We also evaluated a simpler DGM proposed in the previous study [8] and hidden Markov model (HMM) with autoencoder (AE) [6]. The DGM modeled relationships between the fMRI signals \(\varvec{x}_i\), the class label \(t_i\), and the scan-wise variability \(z_{i,t}\) using an encoder \(q(z_{i,t}|x_{i,t},y_i)\) and a decoder \(p(x_{i,t}|y_i,z_{i,t})\) but does not take into account the subject-wise feature \(s_i\) [8]. Following Suk et al. [6], we compressed each fMRI image into a d-dimensional space using an AE. Then, we trained a pair of HMMs; \(p_\theta (x_{i,t}|y=1)\) for patients and \(p_\theta (x_{i,t}|y=0)\) for control subjects. Each HMM had Gaussian distributions with full covariance matrices and was trained using Expectation-Maximization (EM) algorithm. We calculated the posterior probability \(p(y|\varvec{x}_i)\) using Bayes’ rule. We selected the number \(n_z\) of units in the bottleneck layer from \(n_z\in \{2,3\}\), the number n of mixture components of the HMM from \(n\in \{ 2,3,4,5,6,7\}\), and the hyper-parameters of the AE in the same ranges as the proposed sw-DGM.

Table 2. Top 5 contribution weights for diagnosis.

3.2 Results of Diagnosis and Contribution Weights of ROIs

Since the datasets are imbalanced, we used the following measures; sensitivity \(\mathrm {SEN}=\mathrm {TP/(TP + FN)}\), specificity \(\mathrm {SPEC}=\mathrm {TN/(TN + FP)}\), and balanced accuracy \(\mathrm {BACC}=0.5\times (\mathrm {SEN+SPEC})\), where \(\mathrm {TP}\), \(\mathrm {TN}\), \(\mathrm {FP}\), and \(\mathrm {FN}\) denote true positive, true negative, false positive, and false negative, respectively. We performed 5 trials of 10-fold cross-validation (CV) and summarized the results in Table 1. The proposed sw-DGM achieved the best balanced accuracies among the competitive approaches in the both datasets. Especially, the proposed sw-DGM outperformed or at least performed no worse than the existing DGM [8], implying that the introduction of the subject-wise feature \(s_i\) (i.e., individual variability) worked as an appropriate constraint.

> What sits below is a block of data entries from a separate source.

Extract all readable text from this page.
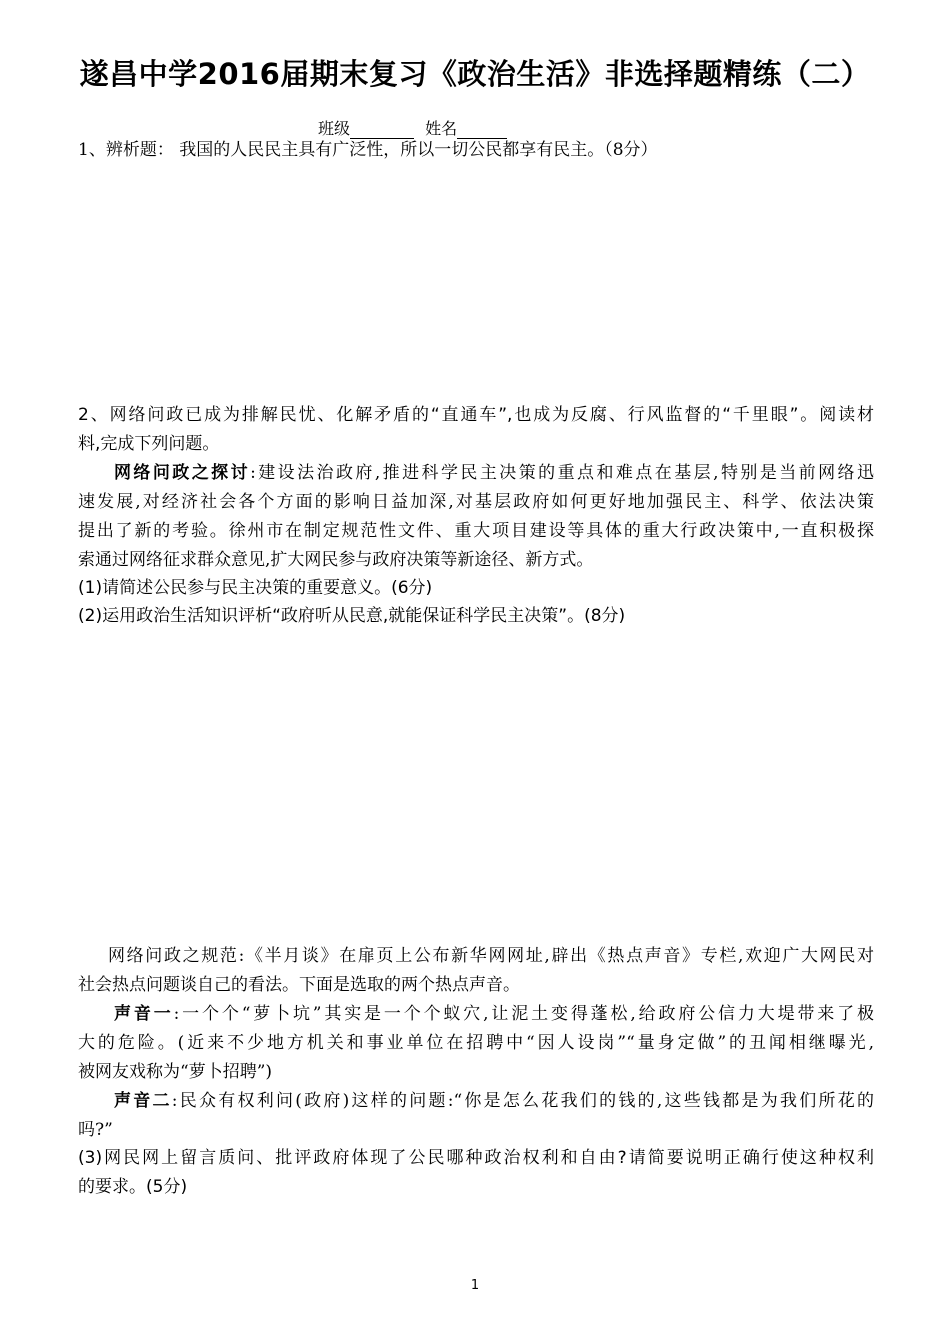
遂昌中学2016届期末复习《政治生活》非选择题精练（二）
班级	姓名
1、辨析题： 我国的人民民主具有广泛性，所以一切公民都享有民主。（8分）
2、网络问政已成为排解民忧、化解矛盾的“直通车”,也成为反腐、行风监督的“千里眼”。阅读材
料,完成下列问题。
网络问政之探讨:建设法治政府,推进科学民主决策的重点和难点在基层,特别是当前网络迅
速发展,对经济社会各个方面的影响日益加深,对基层政府如何更好地加强民主、科学、依法决策
提出了新的考验。徐州市在制定规范性文件、重大项目建设等具体的重大行政决策中,一直积极探
索通过网络征求群众意见,扩大网民参与政府决策等新途径、新方式。
(1)请简述公民参与民主决策的重要意义。(6分)
(2)运用政治生活知识评析“政府听从民意,就能保证科学民主决策”。(8分)
网络问政之规范:《半月谈》在扉页上公布新华网网址,辟出《热点声音》专栏,欢迎广大网民对
社会热点问题谈自己的看法。下面是选取的两个热点声音。
声音一:一个个“萝卜坑”其实是一个个蚁穴,让泥土变得蓬松,给政府公信力大堤带来了极
大的危险。(近来不少地方机关和事业单位在招聘中“因人设岗”“量身定做”的丑闻相继曝光,
被网友戏称为“萝卜招聘”)
声音二:民众有权利问(政府)这样的问题:“你是怎么花我们的钱的,这些钱都是为我们所花的
吗?”
(3)网民网上留言质问、批评政府体现了公民哪种政治权利和自由?请简要说明正确行使这种权利
的要求。(5分)
1
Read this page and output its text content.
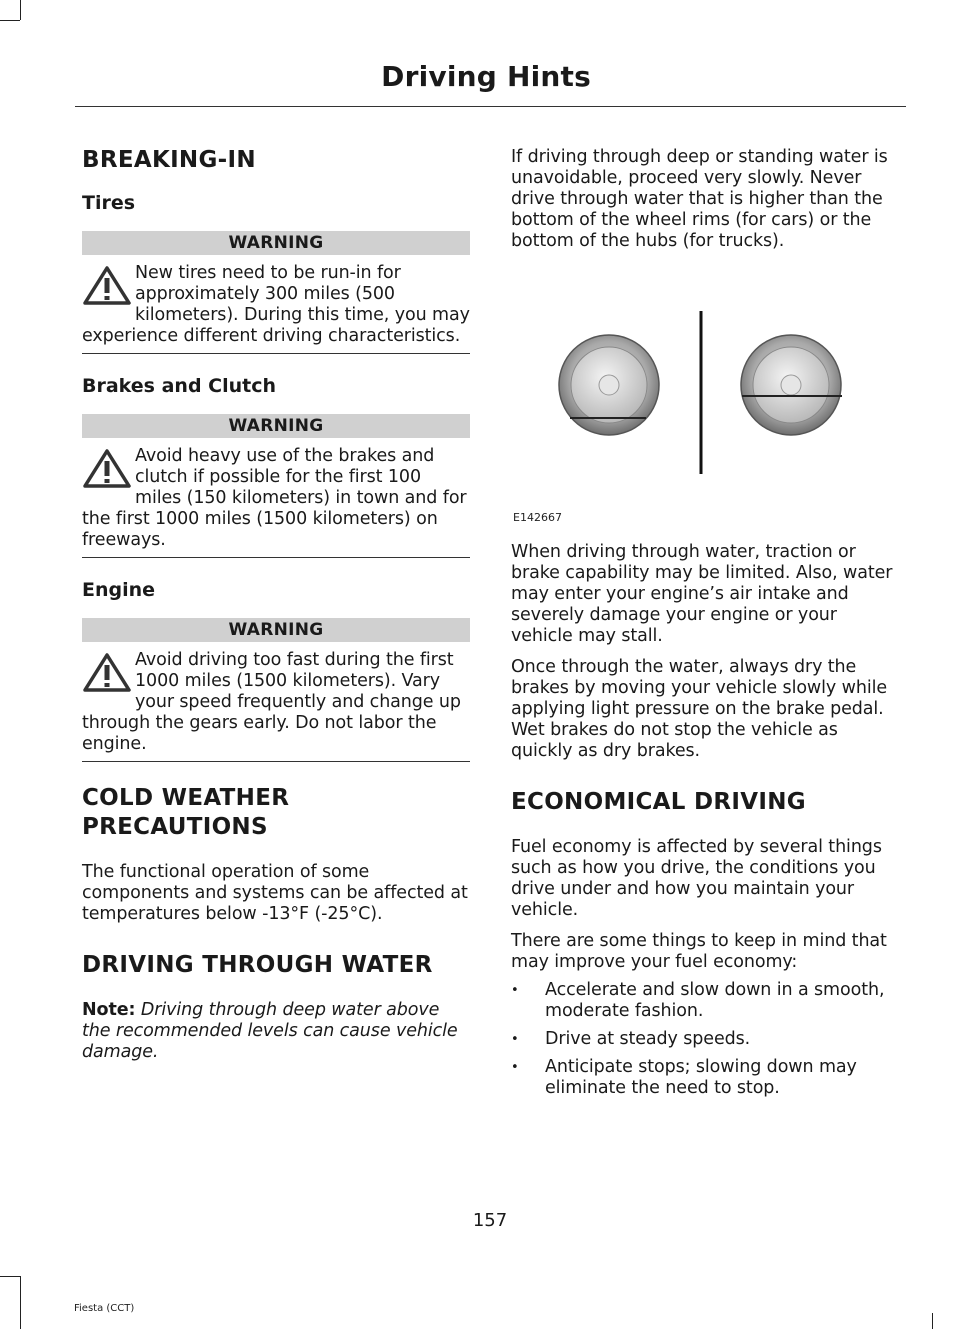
Driving Hints
BREAKING-IN
Tires
WARNING

New tires need to be run-in for approximately 300 miles (500 kilometers). During this time, you may experience different driving characteristics.

Brakes and Clutch
WARNING

Avoid heavy use of the brakes and clutch if possible for the first 100 miles (150 kilometers) in town and for the first 1000 miles (1500 kilometers) on freeways.

Engine
WARNING

Avoid driving too fast during the first 1000 miles (1500 kilometers). Vary your speed frequently and change up through the gears early. Do not labor the engine.

COLD WEATHER PRECAUTIONS

The functional operation of some components and systems can be affected at temperatures below -13°F (-25°C).

DRIVING THROUGH WATER

Note: Driving through deep water above the recommended levels can cause vehicle damage.

If driving through deep or standing water is unavoidable, proceed very slowly. Never drive through water that is higher than the bottom of the wheel rims (for cars) or the bottom of the hubs (for trucks).

E142667

When driving through water, traction or brake capability may be limited. Also, water may enter your engine’s air intake and severely damage your engine or your vehicle may stall.

Once through the water, always dry the brakes by moving your vehicle slowly while applying light pressure on the brake pedal. Wet brakes do not stop the vehicle as quickly as dry brakes.

ECONOMICAL DRIVING

Fuel economy is affected by several things such as how you drive, the conditions you drive under and how you maintain your vehicle.

There are some things to keep in mind that may improve your fuel economy:

• Accelerate and slow down in a smooth, moderate fashion.
• Drive at steady speeds.
• Anticipate stops; slowing down may eliminate the need to stop.
157
Fiesta (CCT)
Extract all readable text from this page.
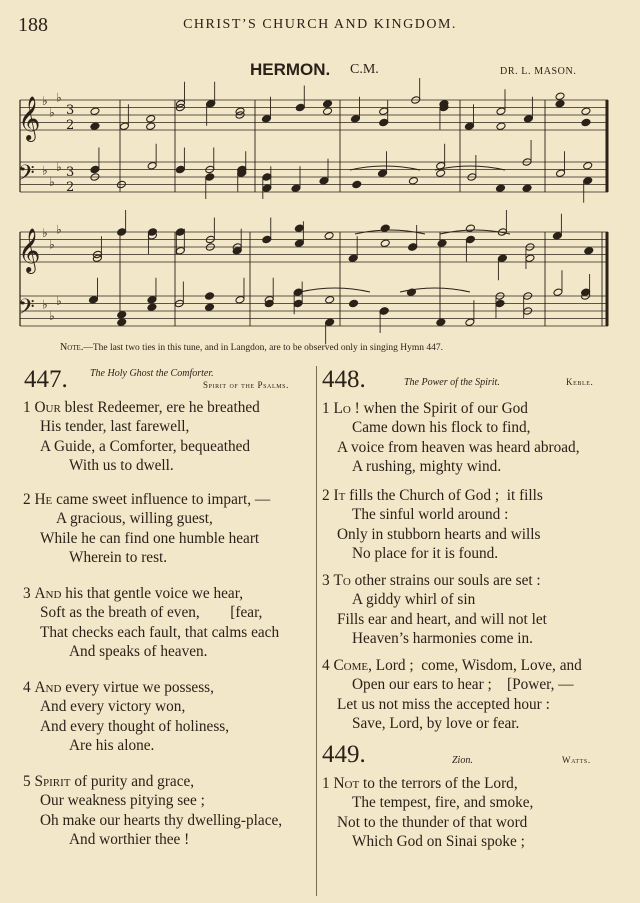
188	CHRIST’S CHURCH AND KINGDOM.
HERMON. C.M.	DR. L. MASON.
𝄞 ♭
♭
♭
3
2
𝄢 ♭
♭
♭ 3
2
𝄞 ♭
♭
♭
𝄢 ♭
♭
♭
Note.—The last two ties in this tune, and in Langdon, are to be observed only in singing Hymn 447.
447. The Holy Ghost the Comforter.
Spirit of the Psalms.
1 Our blest Redeemer, ere he breathed
His tender, last farewell,
A Guide, a Comforter, bequeathed
With us to dwell.
2 He came sweet influence to impart, —
A gracious, willing guest,
While he can find one humble heart
Wherein to rest.
3 And his that gentle voice we hear,
Soft as the breath of even,        [fear,
That checks each fault, that calms each
And speaks of heaven.
4 And every virtue we possess,
And every victory won,
And every thought of holiness,
Are his alone.
5 Spirit of purity and grace,
Our weakness pitying see ;
Oh make our hearts thy dwelling-place,
And worthier thee !
448.	The Power of the Spirit.	Keble.
1 Lo ! when the Spirit of our God
Came down his flock to find,
A voice from heaven was heard abroad,
A rushing, mighty wind.
2 It fills the Church of God ;  it fills
The sinful world around :
Only in stubborn hearts and wills
No place for it is found.
3 To other strains our souls are set :
A giddy whirl of sin
Fills ear and heart, and will not let
Heaven’s harmonies come in.
4 Come, Lord ;  come, Wisdom, Love, and
Open our ears to hear ;    [Power, —
Let us not miss the accepted hour :
Save, Lord, by love or fear.
449.	Zion.	Watts.
1 Not to the terrors of the Lord,
The tempest, fire, and smoke,
Not to the thunder of that word
Which God on Sinai spoke ;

As shown in Eq. 2, the diagnosis of a subject i is based on the difference in the conditional log-likelihood \(\log p_\theta (\varvec{x}_i|y)\) between the class labels \(y=0\) and \(y=1\). Since each element \(x_{i,t,r}\) of an fMRI signal \(x_{i,t}\) corresponds to an ROI r, we can calculate the ROI-wise average marginal log-likelihoods \(\mathbb E_{i,t}[\log p_\theta (x_{i,t,r}|y_i)|x_{i,t}]\). An ROI with a large difference in the log-likelihoods between correct and incorrect labels has a large effect on the accurate diagnosis. Hence, we defined

$$\begin{aligned} W_r = \mathbb E_{i,t}\left[ \log p_\theta (x_{i,t,r}\vert y_j)-\log p_\theta (x_{i,t,r}\vert 1-y_j)\vert x_{i,t}\right] \end{aligned}$$

as the contribution weight \(W_r\) of the ROI r and summarized the ROIs with the top 5 contribution wights in Table 2. Previous studies (e.g., the review paper [22]) have discussed the relationships of some of the listed ROIs to the disorders. The results suggest that the proposed sw-DGM identified the ROIs related to the disorders.

4 Conclusion

This study proposed a subject-wise deep generative model (sw-DGM) of fMRI images dedicatedly structured for diagnosing psychiatric disorders. The sw-DGM modeled the joint distribution of rs-fMRI images, class label, individual variability, and scan-wise variability. The individual variability worked as an appropriate constraint, and the sw-DGM achieved a diagnostic accuracy higher than other conventional and comparative approaches. Also, the sw-DGM identified brain regions related to the disorders.